Il faut dire que l’école autrichienne s’est développée et a prospéré à partir de la fin du dix-neuvième siècle en Autriche-Hongrie, dans une atmosphère intellectuelle qui était à la fois catholique et scolastique. La philosophie thomiste y était enseignée dans les écoles et les universités. Carl Menger, fondateur de l’école autrichienne d’économie est un catholique, même si Hitler a essayé de prouver qu’il était juif pour le discréditer. Il fut proche notamment du philosophe Franz Brentano (1838-1917), ordonné prêtre en 1864, et auteur d’une psychologie de l’intentionnalité qui a influencé aussi bien Edmund Husserl que de nombreux philosophes polonais, dont Karol Wojtyla. (10) La théorie autrichienne de la valeur, comme dans la philosophie de Wojtyla, rejette toute approche mécaniste et positiviste de la personne qui agit. Elle se démarque ainsi de l’école allemande qui privilégie l’approche expérimentale et mathématique (11).

Puis nous arrivons dans le book-shop. Jeffrey nous montre les auteurs français favoris de l’Institut : Say, Molinari, Bastiat. Je lui parle de Destutt de Tracy, auquel je tiens beaucoup, il est enthousiaste ! C’est justement l’un de ses auteurs préférés, un catholique comme Bastiat et un ami de Jefferson. Il trouve un livre de Destutt de Tracy dans la librairie et me l’offre : il s’agit de son traité d’économie politique, traduit en anglais par Jefferson. Ce livre est introuvable en français…

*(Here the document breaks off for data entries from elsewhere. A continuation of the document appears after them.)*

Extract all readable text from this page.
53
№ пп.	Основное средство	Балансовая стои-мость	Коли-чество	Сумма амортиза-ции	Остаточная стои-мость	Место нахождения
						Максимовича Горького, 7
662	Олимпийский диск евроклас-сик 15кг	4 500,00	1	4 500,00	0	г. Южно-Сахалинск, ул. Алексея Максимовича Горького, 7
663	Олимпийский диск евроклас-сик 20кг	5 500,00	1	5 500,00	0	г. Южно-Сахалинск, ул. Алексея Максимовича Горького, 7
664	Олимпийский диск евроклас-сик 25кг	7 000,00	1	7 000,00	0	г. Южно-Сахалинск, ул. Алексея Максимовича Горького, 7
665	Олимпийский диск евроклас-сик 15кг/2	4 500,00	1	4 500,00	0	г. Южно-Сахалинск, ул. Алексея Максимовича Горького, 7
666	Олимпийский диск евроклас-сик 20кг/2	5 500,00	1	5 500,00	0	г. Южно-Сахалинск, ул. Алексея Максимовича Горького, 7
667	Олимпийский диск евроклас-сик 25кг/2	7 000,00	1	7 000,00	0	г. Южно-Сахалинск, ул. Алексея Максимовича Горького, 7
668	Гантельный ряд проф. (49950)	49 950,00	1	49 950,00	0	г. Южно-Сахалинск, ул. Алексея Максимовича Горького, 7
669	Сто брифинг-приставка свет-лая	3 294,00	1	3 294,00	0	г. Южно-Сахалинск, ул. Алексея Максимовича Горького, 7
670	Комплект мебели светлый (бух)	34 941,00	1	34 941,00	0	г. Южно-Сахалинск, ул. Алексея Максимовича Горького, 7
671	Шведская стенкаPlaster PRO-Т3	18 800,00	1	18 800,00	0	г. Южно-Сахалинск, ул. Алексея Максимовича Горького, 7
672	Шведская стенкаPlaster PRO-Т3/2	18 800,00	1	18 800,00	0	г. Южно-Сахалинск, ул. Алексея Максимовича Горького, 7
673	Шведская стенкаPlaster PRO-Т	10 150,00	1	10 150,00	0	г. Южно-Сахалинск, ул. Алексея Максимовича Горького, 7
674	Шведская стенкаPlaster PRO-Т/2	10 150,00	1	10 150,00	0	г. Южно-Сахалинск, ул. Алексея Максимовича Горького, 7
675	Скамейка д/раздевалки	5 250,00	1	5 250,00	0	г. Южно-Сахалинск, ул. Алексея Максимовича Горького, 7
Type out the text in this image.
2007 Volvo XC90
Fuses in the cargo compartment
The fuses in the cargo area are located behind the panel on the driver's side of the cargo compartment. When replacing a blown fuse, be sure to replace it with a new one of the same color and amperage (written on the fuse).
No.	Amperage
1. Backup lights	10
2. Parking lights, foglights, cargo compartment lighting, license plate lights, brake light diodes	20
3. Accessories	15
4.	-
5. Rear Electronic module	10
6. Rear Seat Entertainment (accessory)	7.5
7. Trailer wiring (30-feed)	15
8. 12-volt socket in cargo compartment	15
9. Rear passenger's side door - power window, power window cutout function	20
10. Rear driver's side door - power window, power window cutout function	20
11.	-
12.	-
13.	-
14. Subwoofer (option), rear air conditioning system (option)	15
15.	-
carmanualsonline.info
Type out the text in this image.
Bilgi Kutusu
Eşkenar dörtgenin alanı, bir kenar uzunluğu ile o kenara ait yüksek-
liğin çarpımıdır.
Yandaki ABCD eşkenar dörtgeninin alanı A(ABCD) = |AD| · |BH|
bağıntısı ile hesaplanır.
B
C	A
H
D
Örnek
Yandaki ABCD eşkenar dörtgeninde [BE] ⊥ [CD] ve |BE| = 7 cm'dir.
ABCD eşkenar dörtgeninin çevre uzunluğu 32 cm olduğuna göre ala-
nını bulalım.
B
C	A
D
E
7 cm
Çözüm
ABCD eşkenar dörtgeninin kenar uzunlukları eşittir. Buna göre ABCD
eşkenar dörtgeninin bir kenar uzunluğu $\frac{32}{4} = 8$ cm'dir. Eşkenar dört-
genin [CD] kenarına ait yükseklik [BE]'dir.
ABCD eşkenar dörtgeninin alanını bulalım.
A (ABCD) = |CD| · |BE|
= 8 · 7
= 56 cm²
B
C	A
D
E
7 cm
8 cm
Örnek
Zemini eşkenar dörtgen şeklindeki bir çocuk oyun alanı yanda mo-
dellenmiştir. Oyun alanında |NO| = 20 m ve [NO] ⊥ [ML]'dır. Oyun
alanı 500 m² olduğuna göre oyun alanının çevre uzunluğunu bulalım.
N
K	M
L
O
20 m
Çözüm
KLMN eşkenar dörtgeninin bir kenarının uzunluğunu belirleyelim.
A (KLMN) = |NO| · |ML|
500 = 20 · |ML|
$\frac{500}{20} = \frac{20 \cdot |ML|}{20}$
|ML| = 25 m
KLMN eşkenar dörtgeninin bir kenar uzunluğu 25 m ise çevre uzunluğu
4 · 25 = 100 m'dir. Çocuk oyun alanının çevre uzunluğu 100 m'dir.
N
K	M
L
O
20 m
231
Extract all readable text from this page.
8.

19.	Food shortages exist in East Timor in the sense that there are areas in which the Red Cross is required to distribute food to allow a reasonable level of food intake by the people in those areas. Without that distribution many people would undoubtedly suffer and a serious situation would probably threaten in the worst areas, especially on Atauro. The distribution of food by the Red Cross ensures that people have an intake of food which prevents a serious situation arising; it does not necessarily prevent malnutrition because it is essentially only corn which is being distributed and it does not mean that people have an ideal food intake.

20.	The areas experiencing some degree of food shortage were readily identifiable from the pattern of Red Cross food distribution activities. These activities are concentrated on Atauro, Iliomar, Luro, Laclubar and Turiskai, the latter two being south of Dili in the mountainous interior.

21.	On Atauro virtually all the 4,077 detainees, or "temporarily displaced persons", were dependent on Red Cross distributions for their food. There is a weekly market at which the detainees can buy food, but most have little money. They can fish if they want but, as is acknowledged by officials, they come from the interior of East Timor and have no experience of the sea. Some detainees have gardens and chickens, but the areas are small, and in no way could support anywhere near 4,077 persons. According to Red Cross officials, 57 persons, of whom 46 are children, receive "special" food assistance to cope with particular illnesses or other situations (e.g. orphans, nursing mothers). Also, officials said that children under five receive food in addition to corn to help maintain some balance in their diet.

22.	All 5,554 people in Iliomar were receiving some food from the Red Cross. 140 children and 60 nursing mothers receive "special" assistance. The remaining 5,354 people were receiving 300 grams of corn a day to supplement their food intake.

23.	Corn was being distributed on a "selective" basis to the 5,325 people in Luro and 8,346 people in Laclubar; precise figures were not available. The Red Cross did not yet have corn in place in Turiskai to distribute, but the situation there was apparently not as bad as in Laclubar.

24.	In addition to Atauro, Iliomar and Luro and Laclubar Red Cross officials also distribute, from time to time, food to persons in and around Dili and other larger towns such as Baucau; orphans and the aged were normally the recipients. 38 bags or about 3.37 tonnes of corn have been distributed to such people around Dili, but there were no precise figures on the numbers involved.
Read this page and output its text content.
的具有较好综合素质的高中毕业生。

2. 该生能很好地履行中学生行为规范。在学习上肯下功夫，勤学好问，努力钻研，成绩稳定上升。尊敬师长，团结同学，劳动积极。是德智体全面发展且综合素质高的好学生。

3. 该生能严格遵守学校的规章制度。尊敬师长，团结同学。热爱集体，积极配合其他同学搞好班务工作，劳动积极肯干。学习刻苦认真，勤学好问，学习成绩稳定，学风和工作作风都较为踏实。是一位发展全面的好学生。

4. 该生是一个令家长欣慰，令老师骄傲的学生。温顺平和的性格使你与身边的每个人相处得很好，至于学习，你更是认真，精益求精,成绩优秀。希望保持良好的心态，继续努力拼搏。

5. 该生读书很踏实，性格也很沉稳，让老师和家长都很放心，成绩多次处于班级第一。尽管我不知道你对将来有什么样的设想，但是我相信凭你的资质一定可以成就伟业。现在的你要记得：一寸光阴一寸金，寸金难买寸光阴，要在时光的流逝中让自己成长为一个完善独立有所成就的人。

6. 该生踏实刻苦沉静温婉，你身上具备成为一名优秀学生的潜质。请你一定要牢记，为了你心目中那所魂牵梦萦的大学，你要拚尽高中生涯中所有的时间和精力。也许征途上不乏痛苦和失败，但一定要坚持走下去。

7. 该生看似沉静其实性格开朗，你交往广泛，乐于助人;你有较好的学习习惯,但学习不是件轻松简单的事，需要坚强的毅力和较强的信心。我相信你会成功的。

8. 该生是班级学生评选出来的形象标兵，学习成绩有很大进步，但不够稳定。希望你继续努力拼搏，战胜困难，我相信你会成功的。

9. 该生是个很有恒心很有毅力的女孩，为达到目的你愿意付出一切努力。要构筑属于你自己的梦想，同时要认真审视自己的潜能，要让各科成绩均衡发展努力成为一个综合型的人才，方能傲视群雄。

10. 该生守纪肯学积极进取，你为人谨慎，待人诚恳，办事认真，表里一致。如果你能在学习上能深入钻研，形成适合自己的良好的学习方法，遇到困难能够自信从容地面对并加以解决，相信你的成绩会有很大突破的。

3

Cette année l’invité surprise de l’Université était le juge Andrew Napolitano, écrivain à succès et animateur d’un talk-show télévisé sur la chaîne Fox News. Encore un catholique, paléoconservateur et libertarien…

Dans les couloirs, nous croisons Jörg Guido Hülsmann, un économiste d'origine allemande qui vit en France et enseigne à l’université d’Angers. Il est membre du corps professoral senior de l'Institut Mises et l’auteur d’une monumentale biographie intellectuelle de Ludwig von Mises (plus de 1000 pages !) intitulée « The Last Knight of liberalism » (12). Son dernier livre sur la monnaie vient d’être traduit en français. Il sort chez l’Harmattan à la rentrée. Il y est question d’éthique, de théologie catholique, de Saint Thomas d'Aquin et de crises financières... Avec lui nous évoquons la France et l’avenir. Même si les idées autrichiennes font leur chemin, la tradition étatique française ne favorise pas la liberté intellectuelle et le pluralisme nécessaires au développement d’écoles de pensée telles que le Mises Institute (13). Cette année, seul un étudiant français était présent à l’Université d’été à Auburn. Souhaitons que l’an prochain la France soit davantage représentée. (Voir ici la vidéo de mon entretien avec Guido Hülsmann.)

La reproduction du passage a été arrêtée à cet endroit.